Terry se había perdido en la conversación. Aún no lograba desprenderse de la profundidad de esos ojos verdes caritativos, así que no sabía qué debía responder. Solo atinó a devolver la cortesía:
-Buen día, Capitán Wold – apenas dijo sin saber de dónde había salido aquel tono tan trémulo.
-Si yo tuviera cuarenta años menos, seguramente querría saber qué es lo que sucede con la gaviota.
-¿Cómo dice?
-Digo que es hora de desayunar. Le recomiendo que pase usted al comedor. Hay una mesa llena de frutas, cereales, panes y jugos que seguramente serán más nutritivos que una taza de café – ¿había un tierno desafío en la invitación del capitán?
-¿Desayuno… nutritivo… comedor? – preguntó Terry, como queriendo hilar las ideas.
-Así es. Si se apresura, aún puede encontrar lo mejor del buffet… en el comedor – insistió el capitán sin abandonar su aire paternal.
-Sí, por supuesto, usted tiene razón, es más nutritivo – Terry se levantó de inmediato con una sonrisa y con movimientos un poco torpes. Dejó el periódico sobre la pequeña mesa y salió corriendo hasta el comedor.
Las elegantes puertas del comedor de primera clase se abrieron y la elegante figura de un servicial hombre vestido elegante mente le dio la bienvenida.
-Su gracia, bienvenido.
-¡No soy veterinario, examino seres humanos! – el fuerte golpe con el puño sobre una de las mesas sobresaltó al Terry y a varios comensales.

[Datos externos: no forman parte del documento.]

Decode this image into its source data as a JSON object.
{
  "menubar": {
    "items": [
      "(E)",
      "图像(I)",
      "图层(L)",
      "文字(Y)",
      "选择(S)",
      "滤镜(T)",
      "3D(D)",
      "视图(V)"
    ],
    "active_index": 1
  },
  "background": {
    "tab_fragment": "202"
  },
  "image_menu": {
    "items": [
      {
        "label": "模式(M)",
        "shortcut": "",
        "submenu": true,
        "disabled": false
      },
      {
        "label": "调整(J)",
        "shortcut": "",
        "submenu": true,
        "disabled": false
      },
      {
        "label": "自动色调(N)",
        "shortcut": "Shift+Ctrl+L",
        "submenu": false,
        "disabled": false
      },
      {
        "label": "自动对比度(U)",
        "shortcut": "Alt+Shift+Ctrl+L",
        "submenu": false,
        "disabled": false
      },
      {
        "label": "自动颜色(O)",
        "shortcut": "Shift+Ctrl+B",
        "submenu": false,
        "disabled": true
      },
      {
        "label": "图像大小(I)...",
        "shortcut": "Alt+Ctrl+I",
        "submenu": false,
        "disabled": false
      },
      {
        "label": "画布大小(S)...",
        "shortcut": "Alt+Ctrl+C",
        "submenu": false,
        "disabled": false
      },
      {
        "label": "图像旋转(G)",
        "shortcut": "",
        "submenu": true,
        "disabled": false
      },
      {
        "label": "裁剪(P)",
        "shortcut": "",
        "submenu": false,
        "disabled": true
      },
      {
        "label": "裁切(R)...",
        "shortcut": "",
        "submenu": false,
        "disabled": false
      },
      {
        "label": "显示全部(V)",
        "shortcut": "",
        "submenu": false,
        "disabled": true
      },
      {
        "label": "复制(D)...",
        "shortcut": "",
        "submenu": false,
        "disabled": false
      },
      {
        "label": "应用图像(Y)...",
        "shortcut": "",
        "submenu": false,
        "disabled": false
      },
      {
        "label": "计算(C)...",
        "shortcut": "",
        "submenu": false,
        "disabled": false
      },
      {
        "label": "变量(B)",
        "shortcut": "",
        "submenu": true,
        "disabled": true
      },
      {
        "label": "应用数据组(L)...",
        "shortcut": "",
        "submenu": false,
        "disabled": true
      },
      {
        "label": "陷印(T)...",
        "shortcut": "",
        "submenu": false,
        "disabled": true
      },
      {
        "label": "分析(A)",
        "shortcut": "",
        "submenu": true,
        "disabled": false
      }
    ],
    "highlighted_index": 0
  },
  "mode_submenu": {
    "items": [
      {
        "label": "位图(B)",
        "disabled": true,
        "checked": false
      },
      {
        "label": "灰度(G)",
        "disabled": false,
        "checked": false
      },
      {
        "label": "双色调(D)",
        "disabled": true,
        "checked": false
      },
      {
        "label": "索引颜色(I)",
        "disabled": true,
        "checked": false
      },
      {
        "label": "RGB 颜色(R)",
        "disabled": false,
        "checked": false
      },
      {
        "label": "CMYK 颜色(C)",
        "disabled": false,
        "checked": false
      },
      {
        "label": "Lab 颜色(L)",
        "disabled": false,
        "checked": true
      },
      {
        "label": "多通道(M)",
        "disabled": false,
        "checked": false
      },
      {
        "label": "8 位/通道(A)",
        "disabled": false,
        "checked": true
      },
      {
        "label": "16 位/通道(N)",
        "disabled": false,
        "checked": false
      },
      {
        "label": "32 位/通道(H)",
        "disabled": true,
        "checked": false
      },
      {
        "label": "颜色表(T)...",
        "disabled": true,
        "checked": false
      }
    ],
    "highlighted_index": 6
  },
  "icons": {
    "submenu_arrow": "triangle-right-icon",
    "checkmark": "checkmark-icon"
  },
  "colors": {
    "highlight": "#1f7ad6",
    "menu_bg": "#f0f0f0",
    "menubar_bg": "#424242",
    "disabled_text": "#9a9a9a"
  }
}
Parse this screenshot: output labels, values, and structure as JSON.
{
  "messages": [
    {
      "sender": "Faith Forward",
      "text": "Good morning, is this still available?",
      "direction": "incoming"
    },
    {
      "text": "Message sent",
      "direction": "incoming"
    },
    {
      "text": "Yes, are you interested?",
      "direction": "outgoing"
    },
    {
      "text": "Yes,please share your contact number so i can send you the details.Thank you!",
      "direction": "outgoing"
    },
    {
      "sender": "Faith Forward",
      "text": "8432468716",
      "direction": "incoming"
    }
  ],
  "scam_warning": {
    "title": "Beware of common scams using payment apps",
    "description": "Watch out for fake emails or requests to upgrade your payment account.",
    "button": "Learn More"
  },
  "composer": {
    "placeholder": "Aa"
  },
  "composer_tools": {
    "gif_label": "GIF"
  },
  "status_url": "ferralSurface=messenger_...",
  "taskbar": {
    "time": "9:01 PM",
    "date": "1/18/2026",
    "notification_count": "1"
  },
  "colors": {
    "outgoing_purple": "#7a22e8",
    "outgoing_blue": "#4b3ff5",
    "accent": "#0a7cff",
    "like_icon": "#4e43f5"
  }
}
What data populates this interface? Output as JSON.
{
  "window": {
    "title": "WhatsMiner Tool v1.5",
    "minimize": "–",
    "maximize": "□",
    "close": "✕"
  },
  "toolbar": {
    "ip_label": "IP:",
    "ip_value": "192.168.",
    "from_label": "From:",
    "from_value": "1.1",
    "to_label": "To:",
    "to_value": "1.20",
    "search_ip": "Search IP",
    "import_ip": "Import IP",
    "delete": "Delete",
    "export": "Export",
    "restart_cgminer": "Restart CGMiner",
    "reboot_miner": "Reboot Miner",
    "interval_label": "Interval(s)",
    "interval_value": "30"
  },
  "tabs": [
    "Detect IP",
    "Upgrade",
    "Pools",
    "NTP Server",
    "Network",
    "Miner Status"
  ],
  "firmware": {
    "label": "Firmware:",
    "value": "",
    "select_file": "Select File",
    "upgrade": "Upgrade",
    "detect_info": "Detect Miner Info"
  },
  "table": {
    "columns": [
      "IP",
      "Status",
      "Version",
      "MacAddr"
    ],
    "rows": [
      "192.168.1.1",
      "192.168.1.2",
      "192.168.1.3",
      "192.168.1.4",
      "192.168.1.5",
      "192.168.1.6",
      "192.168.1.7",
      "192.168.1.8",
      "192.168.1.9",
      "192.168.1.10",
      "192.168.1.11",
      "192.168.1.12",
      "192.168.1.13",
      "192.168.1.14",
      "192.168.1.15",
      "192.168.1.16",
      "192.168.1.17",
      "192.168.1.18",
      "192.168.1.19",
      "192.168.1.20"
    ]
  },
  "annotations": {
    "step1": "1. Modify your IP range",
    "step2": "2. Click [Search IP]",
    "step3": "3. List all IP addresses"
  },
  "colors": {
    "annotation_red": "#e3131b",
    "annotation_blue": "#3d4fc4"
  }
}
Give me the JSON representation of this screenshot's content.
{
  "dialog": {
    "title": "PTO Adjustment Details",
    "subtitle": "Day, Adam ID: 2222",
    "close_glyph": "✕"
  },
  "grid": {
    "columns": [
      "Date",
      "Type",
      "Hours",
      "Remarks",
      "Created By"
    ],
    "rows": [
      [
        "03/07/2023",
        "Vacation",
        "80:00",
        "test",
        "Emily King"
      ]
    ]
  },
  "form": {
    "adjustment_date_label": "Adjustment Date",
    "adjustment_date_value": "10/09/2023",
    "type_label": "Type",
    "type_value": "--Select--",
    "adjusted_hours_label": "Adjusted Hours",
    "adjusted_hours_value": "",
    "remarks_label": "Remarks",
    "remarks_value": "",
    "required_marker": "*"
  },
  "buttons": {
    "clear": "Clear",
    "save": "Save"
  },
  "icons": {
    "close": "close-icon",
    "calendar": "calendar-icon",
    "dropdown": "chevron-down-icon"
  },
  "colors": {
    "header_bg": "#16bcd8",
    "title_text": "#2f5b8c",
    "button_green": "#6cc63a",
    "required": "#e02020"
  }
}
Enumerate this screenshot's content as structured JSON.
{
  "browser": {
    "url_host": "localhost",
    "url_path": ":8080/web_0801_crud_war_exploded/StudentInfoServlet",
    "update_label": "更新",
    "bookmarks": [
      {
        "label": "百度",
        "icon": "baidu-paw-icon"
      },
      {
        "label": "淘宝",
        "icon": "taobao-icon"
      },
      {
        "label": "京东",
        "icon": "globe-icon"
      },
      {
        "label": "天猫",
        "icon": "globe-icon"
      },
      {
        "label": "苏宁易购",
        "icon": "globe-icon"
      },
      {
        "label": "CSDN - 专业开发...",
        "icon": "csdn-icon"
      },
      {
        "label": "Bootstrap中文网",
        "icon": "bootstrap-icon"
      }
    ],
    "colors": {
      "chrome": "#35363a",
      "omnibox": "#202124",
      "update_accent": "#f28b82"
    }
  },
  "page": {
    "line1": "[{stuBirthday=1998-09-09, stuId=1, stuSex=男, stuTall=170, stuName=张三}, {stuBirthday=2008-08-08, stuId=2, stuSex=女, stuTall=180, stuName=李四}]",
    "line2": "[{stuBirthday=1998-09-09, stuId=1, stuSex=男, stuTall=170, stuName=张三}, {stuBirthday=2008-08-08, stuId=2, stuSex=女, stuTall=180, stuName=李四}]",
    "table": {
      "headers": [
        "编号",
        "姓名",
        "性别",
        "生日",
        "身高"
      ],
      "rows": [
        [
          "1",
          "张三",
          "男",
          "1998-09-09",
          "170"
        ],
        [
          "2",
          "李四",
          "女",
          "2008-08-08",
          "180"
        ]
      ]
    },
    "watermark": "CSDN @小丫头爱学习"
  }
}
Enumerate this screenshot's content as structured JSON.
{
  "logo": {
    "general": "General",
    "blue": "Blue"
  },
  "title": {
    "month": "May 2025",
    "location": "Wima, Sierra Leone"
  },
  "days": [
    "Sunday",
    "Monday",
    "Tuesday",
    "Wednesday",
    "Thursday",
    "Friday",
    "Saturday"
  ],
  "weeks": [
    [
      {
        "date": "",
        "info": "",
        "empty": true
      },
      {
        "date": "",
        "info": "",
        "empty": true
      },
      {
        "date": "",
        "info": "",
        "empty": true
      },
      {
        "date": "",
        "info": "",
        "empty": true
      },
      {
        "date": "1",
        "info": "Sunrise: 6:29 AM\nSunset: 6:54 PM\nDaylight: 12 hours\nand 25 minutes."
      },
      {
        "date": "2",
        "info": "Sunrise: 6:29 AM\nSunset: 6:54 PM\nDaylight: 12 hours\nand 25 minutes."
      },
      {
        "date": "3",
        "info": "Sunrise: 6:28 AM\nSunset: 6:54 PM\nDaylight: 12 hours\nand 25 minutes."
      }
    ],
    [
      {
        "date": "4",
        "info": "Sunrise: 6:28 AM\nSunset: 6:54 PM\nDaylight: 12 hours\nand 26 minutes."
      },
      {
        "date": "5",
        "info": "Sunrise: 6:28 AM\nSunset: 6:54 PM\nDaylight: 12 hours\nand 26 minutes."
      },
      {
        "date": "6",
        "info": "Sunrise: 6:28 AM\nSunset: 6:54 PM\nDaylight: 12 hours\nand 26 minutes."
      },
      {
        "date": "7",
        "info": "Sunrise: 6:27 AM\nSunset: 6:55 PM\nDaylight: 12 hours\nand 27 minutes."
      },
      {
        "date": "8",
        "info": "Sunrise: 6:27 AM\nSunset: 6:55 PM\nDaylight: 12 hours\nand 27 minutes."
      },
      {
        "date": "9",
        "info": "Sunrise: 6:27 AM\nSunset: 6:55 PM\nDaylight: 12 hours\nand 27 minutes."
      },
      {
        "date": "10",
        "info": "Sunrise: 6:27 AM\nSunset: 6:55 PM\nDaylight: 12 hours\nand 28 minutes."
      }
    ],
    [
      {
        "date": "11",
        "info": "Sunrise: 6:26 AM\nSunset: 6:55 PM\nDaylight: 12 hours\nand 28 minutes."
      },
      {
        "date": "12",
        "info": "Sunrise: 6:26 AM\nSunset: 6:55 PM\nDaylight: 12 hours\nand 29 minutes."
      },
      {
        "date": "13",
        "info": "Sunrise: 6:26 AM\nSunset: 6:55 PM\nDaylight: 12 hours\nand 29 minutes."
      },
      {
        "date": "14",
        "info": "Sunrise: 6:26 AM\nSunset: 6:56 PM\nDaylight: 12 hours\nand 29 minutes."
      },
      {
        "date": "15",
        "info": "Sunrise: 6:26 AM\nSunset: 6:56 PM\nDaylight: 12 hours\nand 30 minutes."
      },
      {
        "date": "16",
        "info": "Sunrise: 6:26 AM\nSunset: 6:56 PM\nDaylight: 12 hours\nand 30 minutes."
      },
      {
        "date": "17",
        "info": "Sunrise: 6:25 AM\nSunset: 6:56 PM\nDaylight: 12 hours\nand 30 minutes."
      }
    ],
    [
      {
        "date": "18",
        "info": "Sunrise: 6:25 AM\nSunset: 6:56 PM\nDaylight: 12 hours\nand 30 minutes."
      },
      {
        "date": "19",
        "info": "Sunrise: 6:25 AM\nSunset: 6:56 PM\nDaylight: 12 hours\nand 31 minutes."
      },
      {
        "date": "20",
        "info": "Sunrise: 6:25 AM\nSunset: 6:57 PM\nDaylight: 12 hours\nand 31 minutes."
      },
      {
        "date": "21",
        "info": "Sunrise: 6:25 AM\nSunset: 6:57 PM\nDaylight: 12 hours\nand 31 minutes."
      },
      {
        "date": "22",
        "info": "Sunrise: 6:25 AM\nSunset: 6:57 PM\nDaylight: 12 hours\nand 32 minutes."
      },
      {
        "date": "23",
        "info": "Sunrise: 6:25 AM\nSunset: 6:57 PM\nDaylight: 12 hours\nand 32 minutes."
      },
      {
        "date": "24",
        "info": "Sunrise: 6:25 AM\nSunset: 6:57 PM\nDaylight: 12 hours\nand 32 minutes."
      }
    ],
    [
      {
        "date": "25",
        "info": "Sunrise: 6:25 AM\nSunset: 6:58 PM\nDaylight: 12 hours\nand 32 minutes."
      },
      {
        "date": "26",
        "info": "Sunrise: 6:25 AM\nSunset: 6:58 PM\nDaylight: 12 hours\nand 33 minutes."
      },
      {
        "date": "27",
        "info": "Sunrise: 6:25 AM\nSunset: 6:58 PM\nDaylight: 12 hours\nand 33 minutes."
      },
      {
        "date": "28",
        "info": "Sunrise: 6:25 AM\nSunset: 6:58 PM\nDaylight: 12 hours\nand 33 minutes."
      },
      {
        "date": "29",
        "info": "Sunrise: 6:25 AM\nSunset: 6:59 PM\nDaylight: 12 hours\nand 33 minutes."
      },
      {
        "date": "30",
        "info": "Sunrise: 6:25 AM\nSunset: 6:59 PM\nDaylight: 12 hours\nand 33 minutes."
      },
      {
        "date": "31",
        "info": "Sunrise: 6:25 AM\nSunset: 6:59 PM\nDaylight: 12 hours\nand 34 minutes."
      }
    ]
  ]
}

-Su gracia, por favor, perdone el mal momento – le suplicó el mismo hombre, pero Terry solo le pidió silencio levantando su mano, sin mirarlo, porque no podía dejar de mirar a esa chiquilla que no se amedrentó ante el médico.
-Pero una gaviota también es un ser viviente, ¿no le parece, doctor?
-¡No me molestes más, soy un profesional!
-Pecosa entrometida – rio Terry por lo bajo – no debiste molestarlo.
De pronto todo su cuerpo vibró emocionado cuando la vio así, tan indefensa, atrayendo con mayor amor y protección el desvalido animal a su cuerpo. Le pareció que sus ojos se humedecían y de pronto se sintió muy enojado hacia el médico.
-Señorita, Candy, vamos a nuestro camarote – escuchó decir a un hombre que se acercó a ella.
Por alguna razón extraña tuvo deseo de consolarla. De abrazarla, de ayudarla. Vio cómo el hombre puso su mano sobre el hombro de la pecosa y le dijo:
-No se preocupe, ahí tenemos botiquín de primeros auxilios.
Terry se olvidó de desayunar. Tenía la imperante necesidad de continuar con su pesquisa sobre esa chiquilla. Pocos segundos después se vio siguiendo a una distancia prudente a George y Candy. Así fue como descubrió que la pecosa debía ser parte de una familia rica, pues su camarote era de los más lujosos, de los destinados a los aristócratas, era el camarote continuo al de él.
oOoOoOoOo
De mi escritorio: Me siento feliz de iniciar nuevamente en la Guerra Florida una historia. Experimentaré con capítulos más pequeños de los que usualmente escribo, porque creo que así lo amerita este evento. Espero que les guste este nuevo viaje. Gracias por leer!!! Por favor, disculpen si encuentran errores. No lo he editado, pero prometo hacerlo.
Malinalli, para la Guerra Florida, a 3 de abril de 2018. Torreón, Coahuila, México.